Nach seinen rassistischen Äußerungen bei den National Book Awards im letzten Monat entschuldigte sich der Autor Daniel Handler - besser bekannt als Lemony Snicket - und spendete 110.000 US-Dollar für die Kampagne We Need Diverse Books Indiegogo. Aber bis jetzt war das Thema von Handlers Witzen, der Kinderbuchautorin Jacqueline Woodson, still geblieben. In der New York Times vom Freitag antwortete Woodson auf Handlers Kommentare, in denen verspottet wurde, wie ihre Wassermelonenallergie mit ihrem afroamerikanischen Erbe zusammenhängt.
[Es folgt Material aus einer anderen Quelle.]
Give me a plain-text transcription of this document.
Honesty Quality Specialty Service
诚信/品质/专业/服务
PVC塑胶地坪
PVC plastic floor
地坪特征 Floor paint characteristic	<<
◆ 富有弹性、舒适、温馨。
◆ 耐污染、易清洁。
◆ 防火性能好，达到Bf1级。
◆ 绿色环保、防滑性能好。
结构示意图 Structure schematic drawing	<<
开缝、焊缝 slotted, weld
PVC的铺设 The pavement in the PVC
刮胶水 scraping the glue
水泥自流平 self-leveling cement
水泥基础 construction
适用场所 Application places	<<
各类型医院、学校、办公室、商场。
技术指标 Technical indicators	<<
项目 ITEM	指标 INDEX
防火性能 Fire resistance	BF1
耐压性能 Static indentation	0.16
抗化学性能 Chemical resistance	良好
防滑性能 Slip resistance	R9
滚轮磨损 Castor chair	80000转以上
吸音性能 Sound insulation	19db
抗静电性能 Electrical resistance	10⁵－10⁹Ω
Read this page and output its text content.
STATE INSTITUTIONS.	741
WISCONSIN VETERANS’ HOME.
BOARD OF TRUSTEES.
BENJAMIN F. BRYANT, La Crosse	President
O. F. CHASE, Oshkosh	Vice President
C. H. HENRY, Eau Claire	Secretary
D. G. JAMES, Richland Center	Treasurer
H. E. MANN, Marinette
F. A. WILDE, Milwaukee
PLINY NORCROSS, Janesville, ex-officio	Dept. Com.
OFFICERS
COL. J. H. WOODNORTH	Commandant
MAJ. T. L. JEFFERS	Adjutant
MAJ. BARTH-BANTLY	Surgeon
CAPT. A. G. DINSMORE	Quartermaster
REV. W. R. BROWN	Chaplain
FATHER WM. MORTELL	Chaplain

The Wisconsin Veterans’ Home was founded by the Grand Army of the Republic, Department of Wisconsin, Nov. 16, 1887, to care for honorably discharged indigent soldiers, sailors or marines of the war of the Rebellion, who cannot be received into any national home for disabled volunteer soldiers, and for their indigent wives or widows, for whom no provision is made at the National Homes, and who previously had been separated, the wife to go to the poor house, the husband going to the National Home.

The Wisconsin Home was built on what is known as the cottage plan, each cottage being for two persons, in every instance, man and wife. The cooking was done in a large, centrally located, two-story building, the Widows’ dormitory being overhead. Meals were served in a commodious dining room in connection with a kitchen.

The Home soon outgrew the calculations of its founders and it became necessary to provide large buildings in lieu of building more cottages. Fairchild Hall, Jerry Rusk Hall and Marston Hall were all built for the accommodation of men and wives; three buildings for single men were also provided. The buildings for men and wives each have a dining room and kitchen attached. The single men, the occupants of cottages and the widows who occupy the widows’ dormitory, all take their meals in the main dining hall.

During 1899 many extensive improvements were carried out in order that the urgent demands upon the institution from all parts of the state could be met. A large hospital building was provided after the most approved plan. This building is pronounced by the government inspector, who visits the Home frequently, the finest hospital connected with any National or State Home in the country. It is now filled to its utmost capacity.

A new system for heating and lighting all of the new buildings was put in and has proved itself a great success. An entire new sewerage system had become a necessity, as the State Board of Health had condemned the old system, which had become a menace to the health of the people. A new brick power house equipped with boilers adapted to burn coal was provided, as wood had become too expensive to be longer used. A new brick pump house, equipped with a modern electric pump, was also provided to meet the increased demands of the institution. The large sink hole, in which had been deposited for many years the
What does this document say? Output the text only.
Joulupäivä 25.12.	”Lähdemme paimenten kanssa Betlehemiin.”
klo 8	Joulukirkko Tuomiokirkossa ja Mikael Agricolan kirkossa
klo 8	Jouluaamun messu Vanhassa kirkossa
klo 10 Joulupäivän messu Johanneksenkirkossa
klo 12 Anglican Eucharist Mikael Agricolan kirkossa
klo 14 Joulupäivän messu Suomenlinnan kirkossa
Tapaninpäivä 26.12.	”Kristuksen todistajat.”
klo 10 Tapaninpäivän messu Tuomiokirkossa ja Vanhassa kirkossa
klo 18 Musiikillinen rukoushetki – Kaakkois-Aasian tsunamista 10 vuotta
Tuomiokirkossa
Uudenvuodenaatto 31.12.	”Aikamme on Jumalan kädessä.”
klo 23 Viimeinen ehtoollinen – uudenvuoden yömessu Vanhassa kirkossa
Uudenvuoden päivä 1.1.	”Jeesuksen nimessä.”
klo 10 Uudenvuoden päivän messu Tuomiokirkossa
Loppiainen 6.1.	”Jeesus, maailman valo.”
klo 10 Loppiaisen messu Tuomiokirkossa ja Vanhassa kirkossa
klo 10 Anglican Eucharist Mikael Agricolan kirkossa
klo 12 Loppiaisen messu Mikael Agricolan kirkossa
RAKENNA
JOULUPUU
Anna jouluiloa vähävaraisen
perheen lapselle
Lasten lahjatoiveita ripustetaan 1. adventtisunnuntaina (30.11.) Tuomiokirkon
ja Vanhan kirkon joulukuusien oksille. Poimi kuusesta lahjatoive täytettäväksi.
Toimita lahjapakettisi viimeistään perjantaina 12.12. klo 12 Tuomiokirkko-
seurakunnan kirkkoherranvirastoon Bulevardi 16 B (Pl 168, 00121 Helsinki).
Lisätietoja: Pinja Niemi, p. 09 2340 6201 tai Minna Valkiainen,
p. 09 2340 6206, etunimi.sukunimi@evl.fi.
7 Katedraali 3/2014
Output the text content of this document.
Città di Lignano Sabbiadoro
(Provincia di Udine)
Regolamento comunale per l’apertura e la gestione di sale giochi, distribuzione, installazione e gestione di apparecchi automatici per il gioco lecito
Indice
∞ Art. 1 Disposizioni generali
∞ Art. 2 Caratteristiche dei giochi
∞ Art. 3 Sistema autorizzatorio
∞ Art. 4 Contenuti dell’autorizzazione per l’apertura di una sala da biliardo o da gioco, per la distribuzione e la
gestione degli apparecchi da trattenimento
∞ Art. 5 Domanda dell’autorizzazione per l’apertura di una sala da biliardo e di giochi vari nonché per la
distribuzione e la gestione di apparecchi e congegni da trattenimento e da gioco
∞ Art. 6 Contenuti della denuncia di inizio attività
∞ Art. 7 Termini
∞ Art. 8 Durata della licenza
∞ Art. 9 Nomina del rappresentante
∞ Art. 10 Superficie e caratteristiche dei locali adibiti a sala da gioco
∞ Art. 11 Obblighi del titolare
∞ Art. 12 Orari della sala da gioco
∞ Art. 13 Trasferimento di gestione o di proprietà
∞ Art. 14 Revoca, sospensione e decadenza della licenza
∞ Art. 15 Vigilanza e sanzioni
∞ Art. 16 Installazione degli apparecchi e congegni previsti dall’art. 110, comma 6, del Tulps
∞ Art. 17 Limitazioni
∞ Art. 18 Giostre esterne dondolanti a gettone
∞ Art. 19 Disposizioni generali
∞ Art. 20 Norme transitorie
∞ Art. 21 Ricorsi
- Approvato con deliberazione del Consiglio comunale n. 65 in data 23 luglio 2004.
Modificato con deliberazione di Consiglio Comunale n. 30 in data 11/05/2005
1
Woodson erklärt, dass sie und Handler seit vielen Jahren befreundet sind und dass sie ihm von ihrer Allergie im letzten Sommer in Handlers Haus in Cape Cod erzählt hat. "Ich war erstaunt, als er dies vor dem Publikum des National Book Award ansprach - in Form eines Wink-Nudge-Witzes über das Schwarzsein", schreibt Woodson. „Indem er diese tiefe und unruhige Geschichte beleuchtete, zeigte er, dass er glaubte, wir wären an einem Punkt angelangt, an dem wir über alles lachen könnten. Sein historischer Kontext kam im Gegensatz zu meinem von einem Ort der Unwissenheit. “

Mit Handlers Witzen als Einstiegspunkt analysiert Woodson, wie die Verlagsbranche und die Bücher, die die Amerikaner lesen, die hässliche Rassengeschichte des Landes verewigen. Die Autorin beschreibt ihre Mission, „Geschichten zu schreiben, die in der Literatur dieses Landes historisch nicht vorhanden waren, Spiegel für die Menschen zu schaffen, die sich so selten in zeitgenössischen Fiktionen sehen, und Fenster für diejenigen, die glauben, wir seien nicht mehr als die Stereotypen, die sie sind Ich habe solche Angst vor. " [ Die New York Times ]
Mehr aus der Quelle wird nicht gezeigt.